Na pierwszy przetarg wpłynęła tylko oferta firmy Pavimental z Trzebini. Zaproponowała zrealizowanie inwestycji za 4,1 miliona złotych. Tymczasem inwestor miał na ten cel tylko 3 miliony złotych. Wobec tego ogłoszone zostało drugie postępowanie. Termin składania ofert minie 8 maja.
Nie wiadomo, kiedy rozpoczną się roboty (pierwotnie drogowcy mieli wejść w teren w czerwcu), na czas których na ulicy Oświęcimskiej w Libiążu ma odbywać się ruch wahadłowy. Prace mają się zakończyć w grudniu tego roku.
Gmina opracowała dokumentację i będzie współfinansować to zadanie.
Komentarze
9 komentarzy
A pomysłodawca tego ronda przy wjeździe na kopalnie to powinien dostać Nobla
~Kandydat. Akurat to rondo, jak Pan nazywa "głupie", jest w tym miejscu dość potrzebne, jak Pan nie wie dlaczego to proszę w godzinach szczytu włączyć się od Flagówki lub od poczty na DW. Co do jego formy/wielkości można dyskutować, ale sam fakt zastosowania ronda w tym miejscu jest wg mnie dobrym rozwiązaniem.
Cieszę się, że dostrzegacie wady. Każdy burmistrz powinien walczyć z nonsensami, a nie zasłaniać się przepisami, zakresem odpowiedzilności i nic nie robić. Głosujcie na mnie!
Znawcą nie jestem, ale polskie ronda mnie zadziwiają jednym rozwiązaniem. Przed wjazdem na każde i tu za wyjazdem z niego jest przejście dla pieszych w odległości 1-2 metrów przed i za rondem. Pomysł po prostu rewelacyjny! Brakuje mi jeszcze progów zwalniających tuż przed wjazdem i zaraz po wyjeździe.
Jeszcze mam propozycję do LSO, aby na jakiś weekend wybrał się na zachód Europy i pojeździł głównymi drogami (ale nie autostradami) i wtwdy porównał komfort jazdy po rondzie we Francji z komfortem jazdy po rondzie w Polsce. Włoso budują ronda tak, by nie spowalniać ruchu, a płynnie i w miarę bezpiecznie i bezkolizyjnie przez nie przejechać - co nie wątpliwie przekłada się również na nniejszą emisję spalin (mniej ruszania i ponownego nabierania prędkości równa się mniejszemu spalaniu, niższej emisji spalin, szybszej / płynnej jeździe. W Polsce ronda buduje się tak, żeby wymuszać zatrzymanie, spowalniać ruch - a to wszystko w imię nielogicznych i nieudokumentowanych intencji i faktów...

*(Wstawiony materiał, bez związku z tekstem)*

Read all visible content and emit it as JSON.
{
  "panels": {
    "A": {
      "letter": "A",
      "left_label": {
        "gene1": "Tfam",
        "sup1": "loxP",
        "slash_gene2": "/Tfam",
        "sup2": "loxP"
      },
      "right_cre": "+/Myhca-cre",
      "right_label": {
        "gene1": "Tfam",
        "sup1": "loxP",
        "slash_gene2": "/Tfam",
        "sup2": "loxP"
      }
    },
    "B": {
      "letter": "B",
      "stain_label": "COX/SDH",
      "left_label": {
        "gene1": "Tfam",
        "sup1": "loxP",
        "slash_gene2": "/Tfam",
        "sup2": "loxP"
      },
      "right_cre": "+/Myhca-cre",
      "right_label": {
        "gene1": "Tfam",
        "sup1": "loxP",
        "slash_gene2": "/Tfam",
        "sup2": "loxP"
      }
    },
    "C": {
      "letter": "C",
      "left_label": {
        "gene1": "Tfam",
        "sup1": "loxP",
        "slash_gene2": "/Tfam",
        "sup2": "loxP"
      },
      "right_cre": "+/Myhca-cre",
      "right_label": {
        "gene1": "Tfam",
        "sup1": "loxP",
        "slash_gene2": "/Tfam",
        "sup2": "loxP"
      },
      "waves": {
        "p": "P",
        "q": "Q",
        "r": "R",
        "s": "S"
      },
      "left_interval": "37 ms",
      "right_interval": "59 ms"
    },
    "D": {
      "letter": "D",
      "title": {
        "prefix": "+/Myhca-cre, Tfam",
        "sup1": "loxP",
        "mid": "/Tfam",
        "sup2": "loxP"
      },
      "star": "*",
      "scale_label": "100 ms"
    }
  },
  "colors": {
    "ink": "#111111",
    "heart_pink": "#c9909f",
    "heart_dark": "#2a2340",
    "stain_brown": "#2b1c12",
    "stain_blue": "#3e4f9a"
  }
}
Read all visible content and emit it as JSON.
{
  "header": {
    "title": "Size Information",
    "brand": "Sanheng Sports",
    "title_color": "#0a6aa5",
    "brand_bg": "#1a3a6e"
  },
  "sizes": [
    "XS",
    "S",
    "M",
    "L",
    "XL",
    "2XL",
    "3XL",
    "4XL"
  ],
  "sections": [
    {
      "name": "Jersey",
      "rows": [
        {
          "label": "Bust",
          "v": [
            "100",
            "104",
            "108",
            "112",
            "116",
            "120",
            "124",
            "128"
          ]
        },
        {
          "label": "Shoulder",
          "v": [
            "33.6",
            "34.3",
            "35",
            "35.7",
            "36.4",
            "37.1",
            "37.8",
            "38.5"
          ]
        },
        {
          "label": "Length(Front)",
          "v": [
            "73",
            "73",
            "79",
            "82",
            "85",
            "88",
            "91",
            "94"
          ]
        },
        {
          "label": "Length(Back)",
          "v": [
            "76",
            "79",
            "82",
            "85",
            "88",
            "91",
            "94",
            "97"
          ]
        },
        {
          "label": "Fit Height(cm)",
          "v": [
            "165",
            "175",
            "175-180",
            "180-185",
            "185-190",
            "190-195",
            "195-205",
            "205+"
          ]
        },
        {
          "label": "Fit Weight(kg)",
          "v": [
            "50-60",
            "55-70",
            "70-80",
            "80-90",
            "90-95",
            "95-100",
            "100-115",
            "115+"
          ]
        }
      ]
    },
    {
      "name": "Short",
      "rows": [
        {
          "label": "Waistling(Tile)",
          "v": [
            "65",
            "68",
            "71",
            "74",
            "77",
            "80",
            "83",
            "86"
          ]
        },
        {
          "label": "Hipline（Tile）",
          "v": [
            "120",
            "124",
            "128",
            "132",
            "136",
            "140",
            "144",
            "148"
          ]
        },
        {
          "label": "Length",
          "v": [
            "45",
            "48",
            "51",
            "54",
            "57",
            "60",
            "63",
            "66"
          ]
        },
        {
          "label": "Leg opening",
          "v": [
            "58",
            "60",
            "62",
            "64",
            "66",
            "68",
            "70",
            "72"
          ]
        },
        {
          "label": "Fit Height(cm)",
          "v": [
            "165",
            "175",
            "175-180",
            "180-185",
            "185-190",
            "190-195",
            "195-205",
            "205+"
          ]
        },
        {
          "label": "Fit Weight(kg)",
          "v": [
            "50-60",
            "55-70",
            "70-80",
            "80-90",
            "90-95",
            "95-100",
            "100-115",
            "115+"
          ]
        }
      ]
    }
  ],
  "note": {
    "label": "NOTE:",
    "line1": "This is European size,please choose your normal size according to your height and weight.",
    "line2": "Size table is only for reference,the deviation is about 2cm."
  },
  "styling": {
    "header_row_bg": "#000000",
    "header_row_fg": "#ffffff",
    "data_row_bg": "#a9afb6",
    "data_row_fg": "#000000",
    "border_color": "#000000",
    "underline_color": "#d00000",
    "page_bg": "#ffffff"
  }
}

We Francji Panie/Pani LSO, a także we Włoszech, Anglii, Niemczech na głównych drogach są RONDA, a nie rondka, które stopują ruch. Małe ronda o wymiarach jak np podwójne robda w Libiążu czy te na obwodnicach Chrzanowa czy w Trzebini w centrum i koło Lidla, budowane są na drogach dojazdowych oraz innych o małym natężeniu ruchu. Niestety większość urzędników w naszych samorządach i innych organach różni się znacznie od Chińczyków, różni ponieważ Chińczyk podpatrzy, skopiuje, polepszy, i w końcu potrafi zrobić coś doskonałego, a nasi urzędnicy, coś gdzieś usłuszą, coś zobaczą, coś przeczytają i już dawaj, wdrażaj bez pomyślunku, niech się inni martwią.... i proszę mi nie mówić, że nie mam racji tylko spojrzeć na super inteligentne rozwiązanie drogowe w Chrzanowie od ronda w stronę Libiąża koło ZUSu... permanentny korek... i tak będzie póki komuś się nie zechce chcieć, a mi się chce dlatego głosujcie na mnie!
Kandydat byłeś we Francji?????
I bardzo dobrze! Im mniej głupich rond tym lepiej!!! Ronda a'la polskie są ciasne i powodują korki, to przekłada się na frustracje, a to wywołuje agresje i prawdziwie nierozważne zachowanie niektórych użytkowników dróg. Jako kandydat na burmistrza jednej z gmin uważam, że limity prędkości w niektórych miejscach powinny być podniesione, żeby mieszkańcy poruszali się płynniej i szybciej.
No śmiech na sali, kolejne przesunięcie terminu ??? Oj cosik mi się zdaje, że to rondo zakończy się tak jak wiaty w Chrzanowie na Zielonej.